It was a crime three decades ago that left a young Ventura County woman traumatized.
"She was a high school student, a week away from summer vacation," said Ventura County District Attorney Eric Nasaranko. "She had just gotten off her shift at a local department store. She decided to seek the quiet peace of the ocean. She drove to a parking lot at the end of Perkins Road in Oxnard. She was met by the horror of two men who confronted her, ordered her out of the car at gunpoint, and demanded money. One of those men forced her down an embankment and sexually assaulted her."
He added that despite the efforts of detectives at the time, the June 1990 kidnapping, robbery, and assault in Oxnard went unsolved. The victim is now in her mid-50's.
"In speaking to her, she told me she never thought an arrest and prosecution would happen," said Nasaranko. "Too much time had passed," she told me. In her own words, she said, 'This case is dead.'
Oxnard Assistant Police Chief Rocky Marquez said detectives gathered key evidence. While it didn’t solve the case at the time, it set the stage for an arrest almost exactly three decades later.
"Evidence was properly collected, documented, and submitted to the crime laboratory for analysis, and detectives worked diligently with the tools, resources, and technologies available to them at the time. One of the things detectives did exceptionally well in 1990 was to preserve the evidence. Despite their efforts, investigators exhausted all workable leads, and the case became a cold case."
"At the time, it was standard practice for sheriff's office personnel to preserve portions of the evidence samples known as derivatives, and to store them for future analysis," said Ventura County Jim Fryhoff. "While the original sexual assault kit was eventually returned to the investigating agency and later purged, the preserved derivative was carefully maintained for more than 30 years. It was still available when new DNA technology became capable of providing answers that simply weren't available in 1990."
The Sheriff said that a small DNA sample was sent to a lab specializing in the latest DNA technology. "Our Forensic Services Bureau submitted that sample to Bode Technology for advanced DNA testing. Their analysts were able to develop a male DNA profile from the evidence collected," said Fryhoff. "Our crime lab then uploaded the profile into the combined DNA index system, also known as CODIS. The profile generated a match for Bobby Rollins Junior, providing investigators with a critical lead which resulted in his arrest."

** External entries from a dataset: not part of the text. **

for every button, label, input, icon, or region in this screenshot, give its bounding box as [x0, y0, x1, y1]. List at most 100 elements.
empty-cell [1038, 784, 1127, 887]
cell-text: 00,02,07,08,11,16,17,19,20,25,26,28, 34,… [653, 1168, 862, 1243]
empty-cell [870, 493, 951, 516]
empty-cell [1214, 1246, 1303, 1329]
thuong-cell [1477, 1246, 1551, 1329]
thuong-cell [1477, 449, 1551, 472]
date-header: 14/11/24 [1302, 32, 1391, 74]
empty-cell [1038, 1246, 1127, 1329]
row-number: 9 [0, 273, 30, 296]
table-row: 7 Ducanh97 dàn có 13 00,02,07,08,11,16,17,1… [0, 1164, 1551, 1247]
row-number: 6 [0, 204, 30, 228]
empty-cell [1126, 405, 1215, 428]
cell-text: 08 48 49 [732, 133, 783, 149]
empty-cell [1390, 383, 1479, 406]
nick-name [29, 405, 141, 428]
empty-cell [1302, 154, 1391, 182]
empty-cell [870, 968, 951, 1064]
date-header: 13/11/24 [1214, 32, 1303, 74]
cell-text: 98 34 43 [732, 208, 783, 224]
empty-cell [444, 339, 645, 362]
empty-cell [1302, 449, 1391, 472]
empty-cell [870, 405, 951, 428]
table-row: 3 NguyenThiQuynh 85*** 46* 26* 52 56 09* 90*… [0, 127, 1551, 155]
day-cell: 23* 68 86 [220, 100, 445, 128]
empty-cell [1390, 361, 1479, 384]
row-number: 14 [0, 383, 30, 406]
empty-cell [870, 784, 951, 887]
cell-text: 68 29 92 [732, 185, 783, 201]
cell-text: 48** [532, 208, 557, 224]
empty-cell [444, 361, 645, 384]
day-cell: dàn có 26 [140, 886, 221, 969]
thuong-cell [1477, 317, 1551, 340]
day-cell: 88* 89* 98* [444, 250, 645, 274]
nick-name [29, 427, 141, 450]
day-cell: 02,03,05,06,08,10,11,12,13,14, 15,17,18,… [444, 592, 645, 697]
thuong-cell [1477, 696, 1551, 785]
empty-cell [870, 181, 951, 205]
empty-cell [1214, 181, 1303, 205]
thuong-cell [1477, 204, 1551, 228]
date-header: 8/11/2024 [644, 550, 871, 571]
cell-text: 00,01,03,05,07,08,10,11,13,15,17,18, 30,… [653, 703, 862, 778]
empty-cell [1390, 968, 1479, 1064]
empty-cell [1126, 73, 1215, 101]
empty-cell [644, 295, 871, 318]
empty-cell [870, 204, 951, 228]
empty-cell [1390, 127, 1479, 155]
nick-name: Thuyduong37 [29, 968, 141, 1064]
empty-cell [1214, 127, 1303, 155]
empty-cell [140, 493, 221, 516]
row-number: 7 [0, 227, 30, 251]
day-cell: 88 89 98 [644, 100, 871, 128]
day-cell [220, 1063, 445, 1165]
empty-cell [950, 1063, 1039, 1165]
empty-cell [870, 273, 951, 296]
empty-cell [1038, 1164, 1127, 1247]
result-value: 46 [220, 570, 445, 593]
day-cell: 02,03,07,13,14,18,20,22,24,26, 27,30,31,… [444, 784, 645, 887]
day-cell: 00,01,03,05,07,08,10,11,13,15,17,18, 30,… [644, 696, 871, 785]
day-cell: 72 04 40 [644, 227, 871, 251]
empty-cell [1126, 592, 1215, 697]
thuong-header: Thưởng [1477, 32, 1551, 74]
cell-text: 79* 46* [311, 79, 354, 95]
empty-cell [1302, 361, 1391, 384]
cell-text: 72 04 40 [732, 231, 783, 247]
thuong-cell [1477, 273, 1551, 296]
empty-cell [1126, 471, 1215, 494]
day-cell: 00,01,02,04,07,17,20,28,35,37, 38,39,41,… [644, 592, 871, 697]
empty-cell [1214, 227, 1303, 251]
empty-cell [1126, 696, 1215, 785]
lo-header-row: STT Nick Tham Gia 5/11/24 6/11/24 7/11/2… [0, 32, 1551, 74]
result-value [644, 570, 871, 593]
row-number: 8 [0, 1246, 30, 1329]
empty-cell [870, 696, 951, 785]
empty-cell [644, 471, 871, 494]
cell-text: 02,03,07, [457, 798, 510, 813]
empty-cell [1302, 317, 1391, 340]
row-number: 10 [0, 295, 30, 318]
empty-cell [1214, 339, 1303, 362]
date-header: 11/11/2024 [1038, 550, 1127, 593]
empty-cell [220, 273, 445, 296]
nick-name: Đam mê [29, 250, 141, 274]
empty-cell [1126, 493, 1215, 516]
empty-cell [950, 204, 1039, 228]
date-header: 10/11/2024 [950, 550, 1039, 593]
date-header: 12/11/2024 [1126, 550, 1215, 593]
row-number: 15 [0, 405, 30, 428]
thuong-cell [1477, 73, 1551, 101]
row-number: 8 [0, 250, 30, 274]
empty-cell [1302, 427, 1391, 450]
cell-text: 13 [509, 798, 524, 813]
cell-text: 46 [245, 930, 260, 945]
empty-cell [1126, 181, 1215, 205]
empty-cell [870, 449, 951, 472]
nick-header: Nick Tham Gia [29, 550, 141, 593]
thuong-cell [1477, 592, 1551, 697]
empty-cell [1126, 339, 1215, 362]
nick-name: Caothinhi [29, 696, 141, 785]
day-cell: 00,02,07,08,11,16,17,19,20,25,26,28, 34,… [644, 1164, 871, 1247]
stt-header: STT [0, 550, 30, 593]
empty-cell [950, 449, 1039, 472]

Rollins had family members in Ventura County at the time of the crime in 1990. The 55-year-old man was arrested without incident this week in Long Beach.
Prosecutors said he’s charged with kidnapping with the intent to commit robbery. He’s also facing a number of special allegations.
The District Attorney said that because so much time has passed, Rollins can’t be charged with the sexual assault. But, he says, it’s the DNA from that attack that set the stage for solving the case.
"Evidence collected at the hospital after the assault was instrumental in identifying the defendant," said Nasarenko.
Rollins hasn’t appeared in court yet to enter pleas to the allegations.
"Back then, the technology only had the ability to look at six or seven locations on the DNA genome," explained Christina Tokatlian, a forensic scientist with the Ventura County Sheriff’s Office who worked on the case. "Now, we can look at 23 locations and get much more discriminatory information to better identify individuals."
Detectives and investigators are hoping this will be one of the first instances of being able to use DNA advances to solve a backlog of cold case sexual assaults in Ventura County. Fryhoff said special federal funding set the stage for pursuing those unsolved cases.
The county is still waiting to see if more federal funding will be available to extend the program.
For now, investigators are hoping to cross at least one of those unsolved cases off the list, with the arrest of Bobby Rollins.
Detectives are still looking for the second person involved in the June 1990 attack. And, they said they are also trying to determine if Rollins might have been involved in other unsolved crimes in Ventura County.